El Informe “El estado de la seguridad alimentaria y la nutrición en el mundo 2024” publicado por la Organización de las Naciones Unidas para la Alimentación y la Agricultura (FAO), reportó que 1.9 millones de nicaragüenses (27.3% de la población total) no tienen acceso a una dieta saludable, 100 mil más que en 2023, para un incremento anual del 5%, y que, según especialistas en el tema, seguirá creciendo. El efecto de dicha situación debiera encender alarmas entre los tomadores de decisión para reducir el impacto en los segmentos poblacionales más vulnerables: la población rural en general, e indígena en particular, que tiene menos acceso a alimentos, a lo que se suman los problemas de producción por su casi nula capacidad financiera, el deterioro ambiental del medio rural y un modelo productivo de los alimentos básicos que sigue estancado en su nivel tecnológico.

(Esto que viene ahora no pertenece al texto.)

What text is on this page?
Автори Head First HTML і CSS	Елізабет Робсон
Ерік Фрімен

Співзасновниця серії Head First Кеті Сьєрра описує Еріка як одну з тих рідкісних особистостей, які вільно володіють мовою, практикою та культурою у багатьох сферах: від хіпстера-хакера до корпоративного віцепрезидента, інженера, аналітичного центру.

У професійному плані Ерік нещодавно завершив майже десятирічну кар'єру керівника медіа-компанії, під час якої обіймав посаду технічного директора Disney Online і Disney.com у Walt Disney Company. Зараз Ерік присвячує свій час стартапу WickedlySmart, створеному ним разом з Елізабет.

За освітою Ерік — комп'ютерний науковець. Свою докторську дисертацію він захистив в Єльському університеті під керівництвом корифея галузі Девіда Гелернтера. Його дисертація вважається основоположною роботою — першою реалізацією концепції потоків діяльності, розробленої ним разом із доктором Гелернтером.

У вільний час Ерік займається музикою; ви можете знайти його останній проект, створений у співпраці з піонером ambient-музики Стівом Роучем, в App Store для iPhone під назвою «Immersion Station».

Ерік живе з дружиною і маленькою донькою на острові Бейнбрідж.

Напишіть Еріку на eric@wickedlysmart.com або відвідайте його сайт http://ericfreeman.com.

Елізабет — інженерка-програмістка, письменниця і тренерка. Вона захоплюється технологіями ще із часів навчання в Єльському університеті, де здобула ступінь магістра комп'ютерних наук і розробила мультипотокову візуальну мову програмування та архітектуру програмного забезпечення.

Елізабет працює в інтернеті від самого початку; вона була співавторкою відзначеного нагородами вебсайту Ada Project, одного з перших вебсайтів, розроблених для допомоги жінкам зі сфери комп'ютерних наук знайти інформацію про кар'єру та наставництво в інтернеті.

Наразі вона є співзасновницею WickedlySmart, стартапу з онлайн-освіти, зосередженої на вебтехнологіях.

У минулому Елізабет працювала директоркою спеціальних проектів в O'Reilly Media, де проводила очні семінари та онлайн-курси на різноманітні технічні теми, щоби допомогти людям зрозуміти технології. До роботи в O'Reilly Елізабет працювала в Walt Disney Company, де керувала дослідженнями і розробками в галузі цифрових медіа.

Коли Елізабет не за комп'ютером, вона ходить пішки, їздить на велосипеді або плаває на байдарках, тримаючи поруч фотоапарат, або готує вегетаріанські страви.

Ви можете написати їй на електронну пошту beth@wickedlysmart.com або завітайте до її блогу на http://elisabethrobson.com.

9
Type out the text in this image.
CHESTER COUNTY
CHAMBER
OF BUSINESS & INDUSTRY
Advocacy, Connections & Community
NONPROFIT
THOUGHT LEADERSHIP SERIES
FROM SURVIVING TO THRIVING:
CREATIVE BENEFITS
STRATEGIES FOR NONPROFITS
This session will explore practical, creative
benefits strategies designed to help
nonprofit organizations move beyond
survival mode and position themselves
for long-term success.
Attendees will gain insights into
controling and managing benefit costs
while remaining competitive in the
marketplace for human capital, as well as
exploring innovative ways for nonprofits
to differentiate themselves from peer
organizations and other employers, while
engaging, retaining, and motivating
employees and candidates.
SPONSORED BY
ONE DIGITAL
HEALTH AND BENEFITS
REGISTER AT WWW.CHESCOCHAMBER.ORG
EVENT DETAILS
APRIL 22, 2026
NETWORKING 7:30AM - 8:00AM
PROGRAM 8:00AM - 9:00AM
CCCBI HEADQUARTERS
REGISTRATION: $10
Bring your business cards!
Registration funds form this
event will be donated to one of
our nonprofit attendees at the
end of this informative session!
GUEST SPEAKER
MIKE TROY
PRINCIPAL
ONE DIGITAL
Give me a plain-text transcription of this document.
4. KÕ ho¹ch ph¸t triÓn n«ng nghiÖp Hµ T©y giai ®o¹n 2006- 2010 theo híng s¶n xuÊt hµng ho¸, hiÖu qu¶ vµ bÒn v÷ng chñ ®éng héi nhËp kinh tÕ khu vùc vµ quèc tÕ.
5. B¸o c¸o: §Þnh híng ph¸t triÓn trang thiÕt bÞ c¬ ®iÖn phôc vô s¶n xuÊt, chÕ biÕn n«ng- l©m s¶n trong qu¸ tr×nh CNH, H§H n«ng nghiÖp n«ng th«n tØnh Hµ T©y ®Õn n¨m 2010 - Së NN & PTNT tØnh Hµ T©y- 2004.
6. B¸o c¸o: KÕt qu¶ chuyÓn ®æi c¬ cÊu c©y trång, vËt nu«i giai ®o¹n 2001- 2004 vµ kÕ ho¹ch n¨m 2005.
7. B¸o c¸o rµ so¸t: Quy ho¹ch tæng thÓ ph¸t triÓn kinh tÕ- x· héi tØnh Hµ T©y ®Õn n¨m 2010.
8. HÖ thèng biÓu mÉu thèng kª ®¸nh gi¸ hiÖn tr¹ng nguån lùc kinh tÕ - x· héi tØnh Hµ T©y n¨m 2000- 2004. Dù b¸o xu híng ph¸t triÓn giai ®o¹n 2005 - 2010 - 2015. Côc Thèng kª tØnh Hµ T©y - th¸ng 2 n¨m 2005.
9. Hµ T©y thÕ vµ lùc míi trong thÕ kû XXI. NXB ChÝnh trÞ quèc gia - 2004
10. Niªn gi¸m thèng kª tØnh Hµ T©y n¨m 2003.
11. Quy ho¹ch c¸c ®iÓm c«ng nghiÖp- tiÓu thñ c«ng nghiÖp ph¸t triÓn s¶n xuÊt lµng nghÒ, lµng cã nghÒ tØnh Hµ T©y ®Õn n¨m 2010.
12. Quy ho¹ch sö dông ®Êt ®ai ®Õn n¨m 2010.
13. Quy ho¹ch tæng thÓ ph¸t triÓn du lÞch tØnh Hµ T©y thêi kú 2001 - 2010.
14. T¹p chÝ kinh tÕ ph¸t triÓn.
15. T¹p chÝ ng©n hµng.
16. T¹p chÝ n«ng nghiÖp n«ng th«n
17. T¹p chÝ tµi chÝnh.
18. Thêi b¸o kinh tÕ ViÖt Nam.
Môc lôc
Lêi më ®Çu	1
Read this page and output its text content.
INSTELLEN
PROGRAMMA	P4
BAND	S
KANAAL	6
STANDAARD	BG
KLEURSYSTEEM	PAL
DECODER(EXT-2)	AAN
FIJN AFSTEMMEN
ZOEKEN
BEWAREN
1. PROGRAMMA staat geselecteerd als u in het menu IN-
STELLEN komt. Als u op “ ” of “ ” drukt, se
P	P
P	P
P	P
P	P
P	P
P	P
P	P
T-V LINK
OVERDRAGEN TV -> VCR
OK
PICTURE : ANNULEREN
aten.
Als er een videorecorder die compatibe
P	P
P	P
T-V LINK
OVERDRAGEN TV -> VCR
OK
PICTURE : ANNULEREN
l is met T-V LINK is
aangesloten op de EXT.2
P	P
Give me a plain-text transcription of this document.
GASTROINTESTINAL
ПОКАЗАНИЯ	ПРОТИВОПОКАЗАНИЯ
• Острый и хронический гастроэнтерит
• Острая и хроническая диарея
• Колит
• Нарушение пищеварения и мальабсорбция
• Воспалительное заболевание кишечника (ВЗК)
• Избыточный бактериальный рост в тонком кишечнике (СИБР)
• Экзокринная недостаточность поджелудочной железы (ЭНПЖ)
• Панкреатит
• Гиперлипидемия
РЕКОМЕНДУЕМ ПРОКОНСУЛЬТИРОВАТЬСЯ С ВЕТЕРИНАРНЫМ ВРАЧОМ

Por otro lado, tenemos una población infantil que se ve amenazada ante el incremento de enfermedades crónicas debido al sobrepeso y la obesidad, el retraso en el crecimiento de niños menores de cinco años, la prevalencia del bajo peso al nacer (10.3% de los recién nacidos), vinculado a la anemia presente en 300 mil mujeres entre 15 y 49 años. Las secuelas en los recién nacidos en el largo plazo son realmente graves, retrasos en el aprendizaje y habilidades cognitivas, lo cual repercutirá negativamente en el desarrollo del país al disminuir la capacidad de desarrollo adecuado del capital humano.
La situación descrita sólo encendió una alarma, y fue en El Carmen, el resultado es conocido: cierre de la delegación FAO en Managua y la solicitud de retiro de dicho organismo por parte del gobierno sandinista, calificando el informe del organismo como “inaceptable, inadmisible e irrespetuosa”. Dicho cierre significa la pérdida de importantes recursos financieros y técnicos establecidos en el marco de programación de país 2022-2026. La dictadura seguirá cerrando puertas a organizaciones que desnuden sus miserias y pareciera que sólo las entidades financieras tienen puertas abiertas para el régimen, como el FMI y el Banco Mundial, entre otros. El aislamiento dictatorial sigue al alza.